I am also keeping an eye on improving my digital set up. I don't want to get into hi rez as I really like the way non-os digital applications sound. However, right now I am using a NEC cd rom as my digital front. I got it from ebay for $20. It outplays all my previous dac/trans combos.

Thus, adding more to my irrationality. as I only have about $2000 in my system now (it was $8,000 a few years ago), yet I want a $4000 analog setup to play a virtually non-existent album collection.

Also, $4000 is actually already "starting small" as the tone arm and cartridges is purposely left for more room to improve relative to the table. I think I should atleast start with a table I can live with for awhile and upgrade the arm and cart later on. But, my budget is relative to what is available out there that I am interested in. As I don't see Bluenote as a viable option anymore, my budget is up in the air again.

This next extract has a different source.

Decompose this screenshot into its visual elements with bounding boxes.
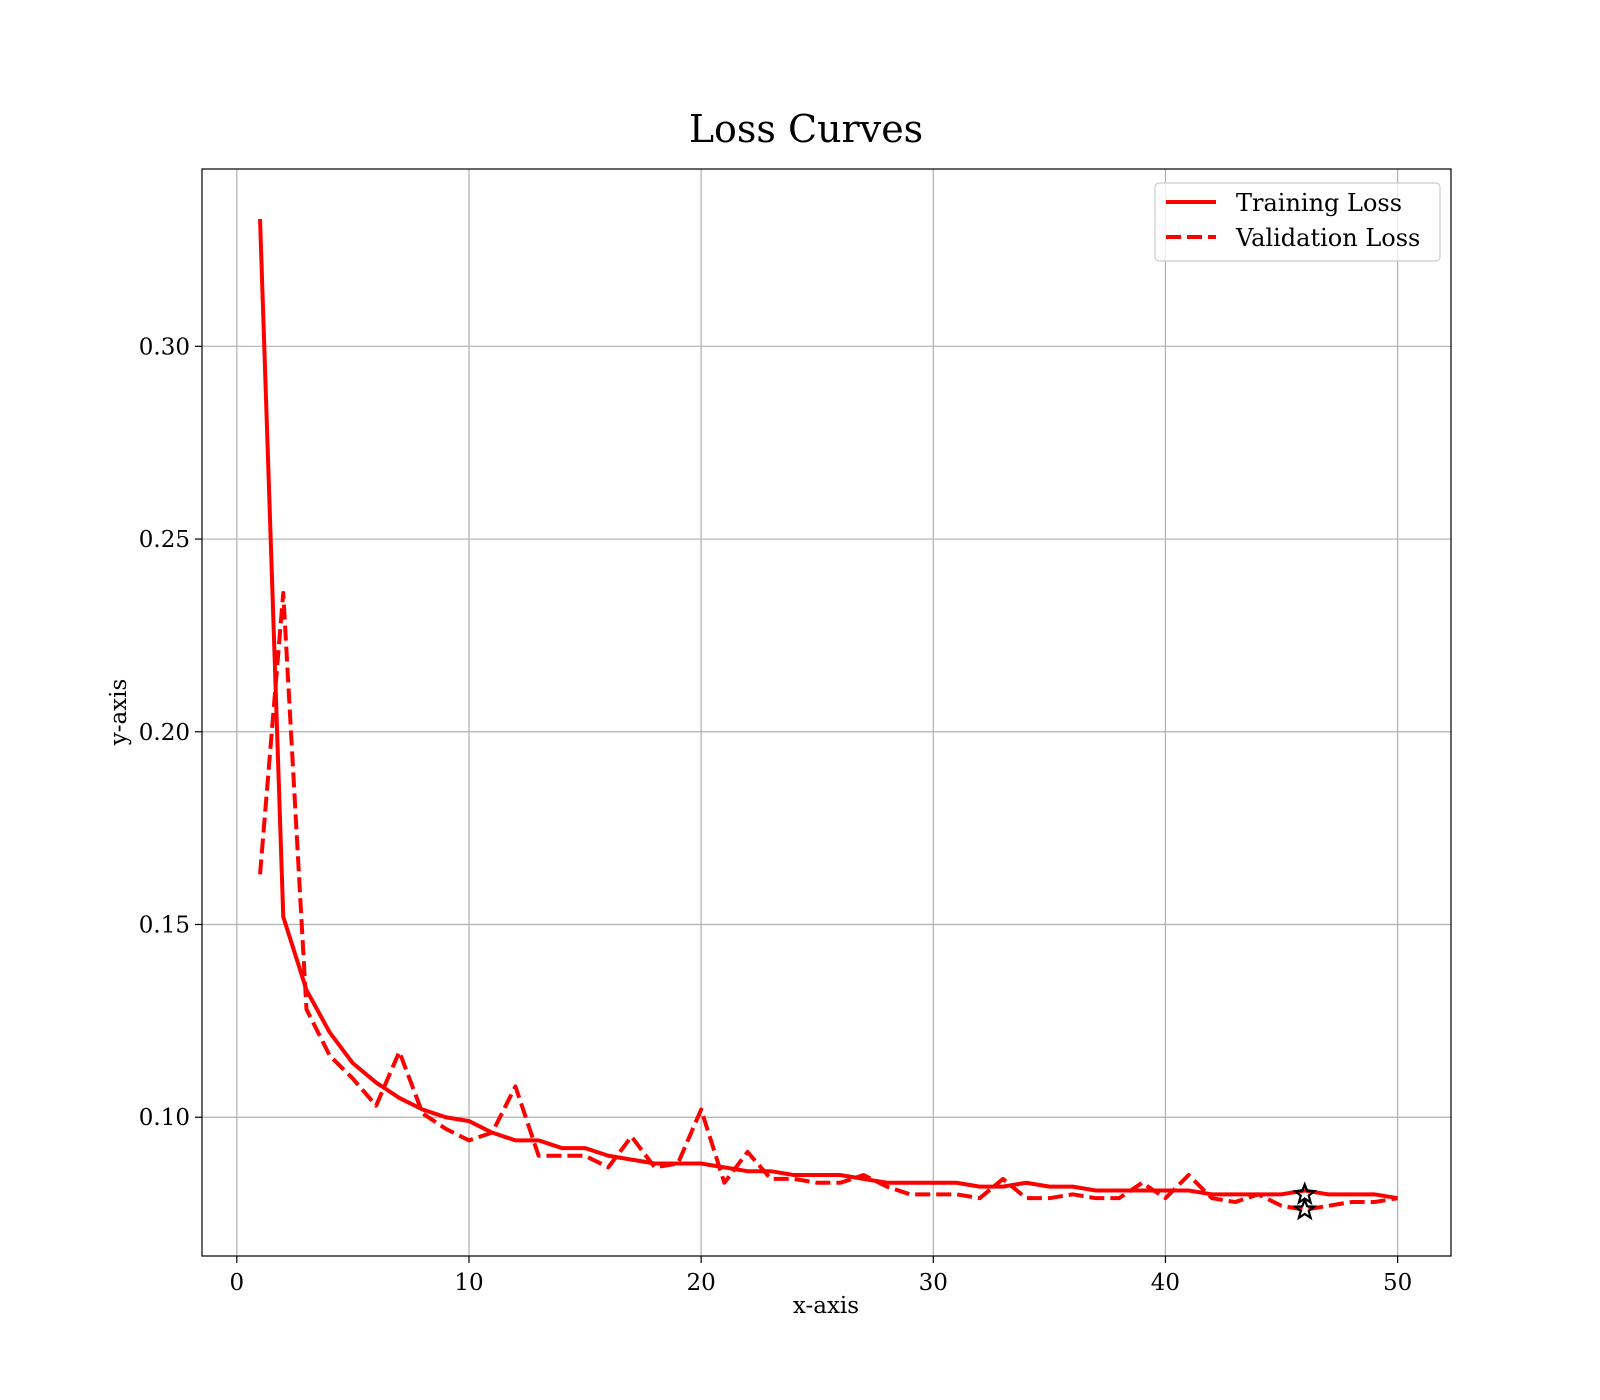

Rene, what are you writing your dissertation on?
Well then I hope you have answered your own question. Rationality now says you should apply the $4,000 towards tweaks.

BTW, did the word yesteryear have any type of effect on you? I did for me as I replied to you. I guess it inspires some kind of Currier and Ives image within my mind, not that there's anything wrong with that, and I just never saw myself as a candidate to use that word in a real conversation.
Wellfed,

No, yesteryear didn't present any stigma to me. Maybe it would have if we're talking about fashion. I never heard of Currier and Ives so maybe that's why. My first inclination is to think it is some kind of hand lotion if I didn't read it on an audio forum. (Googled) Now I know it's artwork similar to that of Norman Rockwell but with a poignant realism that I've seen from some more modern artists but can't recall their names. One of these artist specializes in painting cute babies and bunnies holding butcher knives while cutting human bodies open.

And, the $2000 in my system includes BDR cones, granite platforms, speaker cables and interconnects, and ac treatment. = X

Actually, modernism would actually present me with more stigma. I see a neighborhoods filled with track housing that look exactly alike and are few inches apart... globalization without integrated safetynet for the needy, cars (same can be said of stereos) that drive like feats of demography rather than engineering... not to mention health care with doctors treating only symptoms and not the person.